State of Connecticut Announces Clearance Certificate Now Required for Withholding Tax and Admissions Tax as well as Sales Tax
The Connecticut Department of Revenue Services released Information Publication 2011(16) which states that a purchaser who fails to withhold a sufficient amount of the purchase price as required, is liable, to the extent of the purchase price, valued in money, for the seller’s sales and use taxes, admissions and dues tax or income tax withholding liability.
For Connecticut sales and use taxes, admissions and dues tax, and income tax withholding purposes, successor liability applies where:
One or more persons purchase the business or stock of goods of a seller (including a seller who quits the business or transfers it for little or no consideration); or
One or more persons purchase a portion of the business or stock of goods of a seller (including a seller who quits the business or transfers it for little or no consideration).
Successor liability arises only in the case of the purchase of a business or stock of goods under a written contract providing for the payment to the seller (or a person designated by the seller) of a purchase price in money or property or providing for the assumption of liabilities of the seller or taking property subject to a liability. Successor liability does not arise in connection with the transfer of a business or stock of goods in a foreclosure, repossession, or in a bankruptcy, or receivership. Successor liability does arise, however, in the case of a sale made to avoid an imminent foreclosure, repossession, bankruptcy, or receivership.

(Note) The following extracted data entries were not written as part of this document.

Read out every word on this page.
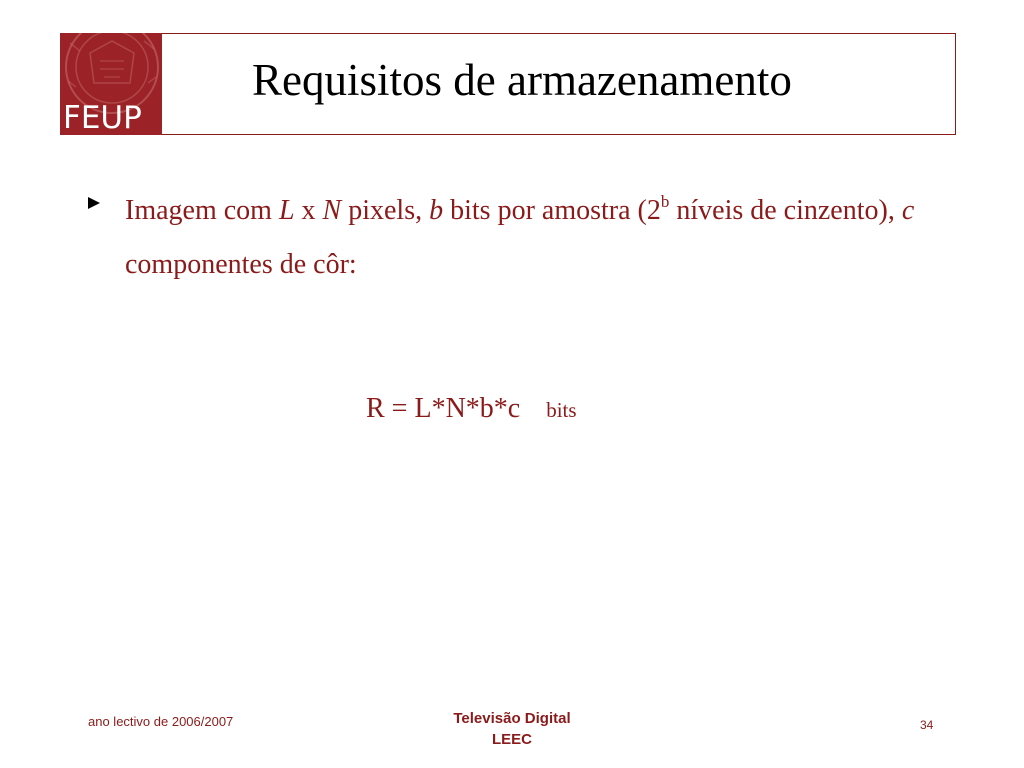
FEUP
Requisitos de armazenamento
Imagem com L x N pixels, b bits por amostra (2$^b$ níveis de cinzento), c componentes de côr:
R = L*N*b*c bits
ano lectivo de 2006/2007	Televisão Digital
LEEC
34
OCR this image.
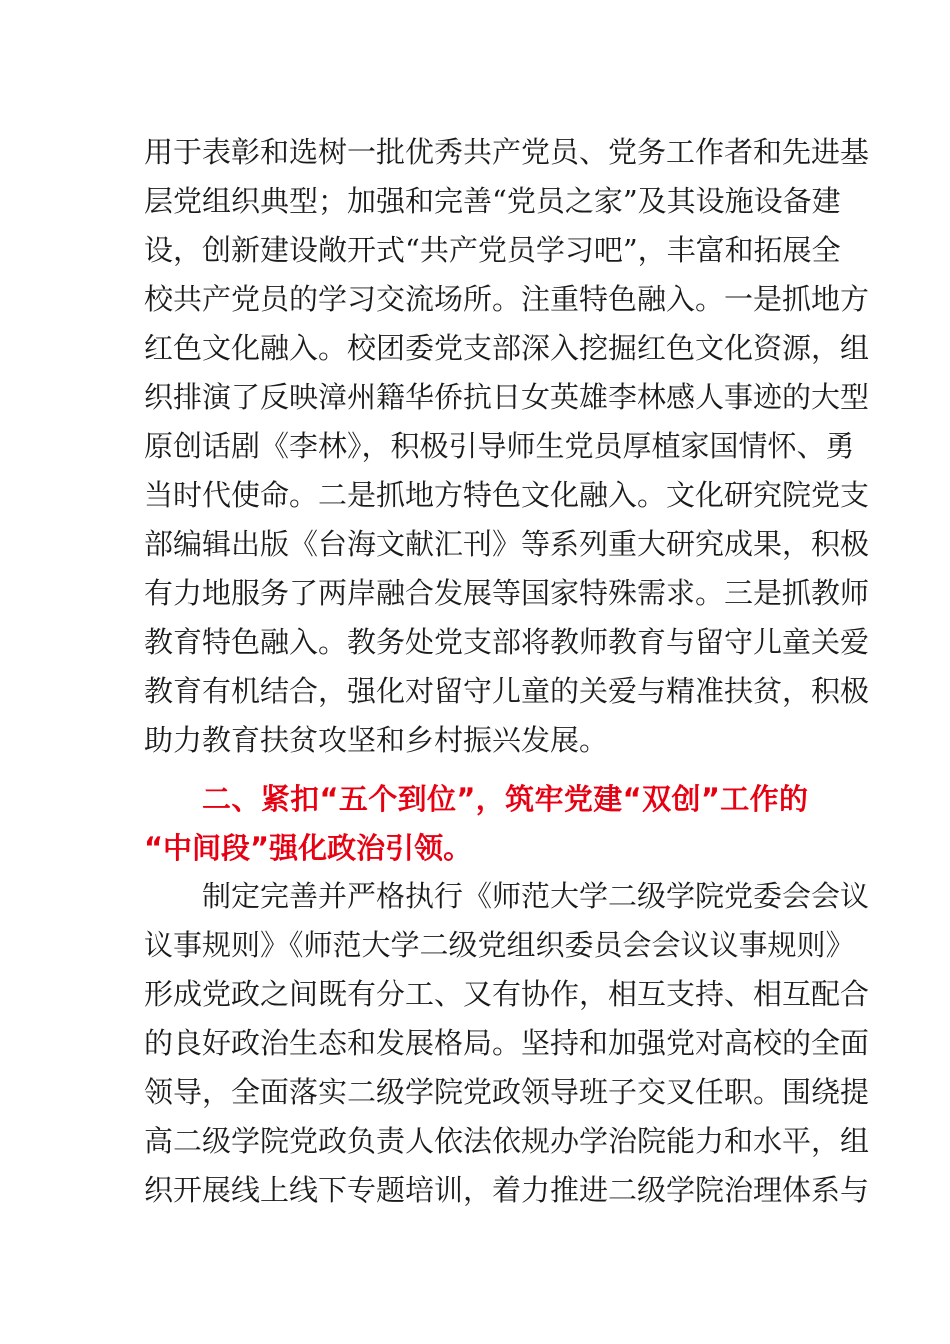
用于表彰和选树一批优秀共产党员、党务工作者和先进基
层党组织典型；加强和完善“党员之家”及其设施设备建
设，创新建设敞开式“共产党员学习吧”，丰富和拓展全
校共产党员的学习交流场所。注重特色融入。一是抓地方
红色文化融入。校团委党支部深入挖掘红色文化资源，组
织排演了反映漳州籍华侨抗日女英雄李林感人事迹的大型
原创话剧《李林》，积极引导师生党员厚植家国情怀、勇
当时代使命。二是抓地方特色文化融入。文化研究院党支
部编辑出版《台海文献汇刊》等系列重大研究成果，积极
有力地服务了两岸融合发展等国家特殊需求。三是抓教师
教育特色融入。教务处党支部将教师教育与留守儿童关爱
教育有机结合，强化对留守儿童的关爱与精准扶贫，积极
助力教育扶贫攻坚和乡村振兴发展。
二、紧扣“五个到位”，筑牢党建“双创”工作的
“中间段”强化政治引领。
制定完善并严格执行《师范大学二级学院党委会会议
议事规则》《师范大学二级党组织委员会会议议事规则》
形成党政之间既有分工、又有协作，相互支持、相互配合
的良好政治生态和发展格局。坚持和加强党对高校的全面
领导，全面落实二级学院党政领导班子交叉任职。围绕提
高二级学院党政负责人依法依规办学治院能力和水平，组
织开展线上线下专题培训，着力推进二级学院治理体系与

The purchase of a controlling interest in a legal entity that operates a business does not trigger successor liability because the same legal entity owns the business; only the ownership of the legal entity has changed.
To avoid successor liability, a purchaser of a business or of a stock of goods should request a tax clearance certificate. The purchaser may request the tax clearance certificate on or after the date the purchaser commits to purchasing the business or stock of goods and before the date of the closing. If the purchaser receives an escrow letter from DRS, DRS will not issue a tax clearance certificate until the amount required to be withheld has been paid by the purchaser to DRS.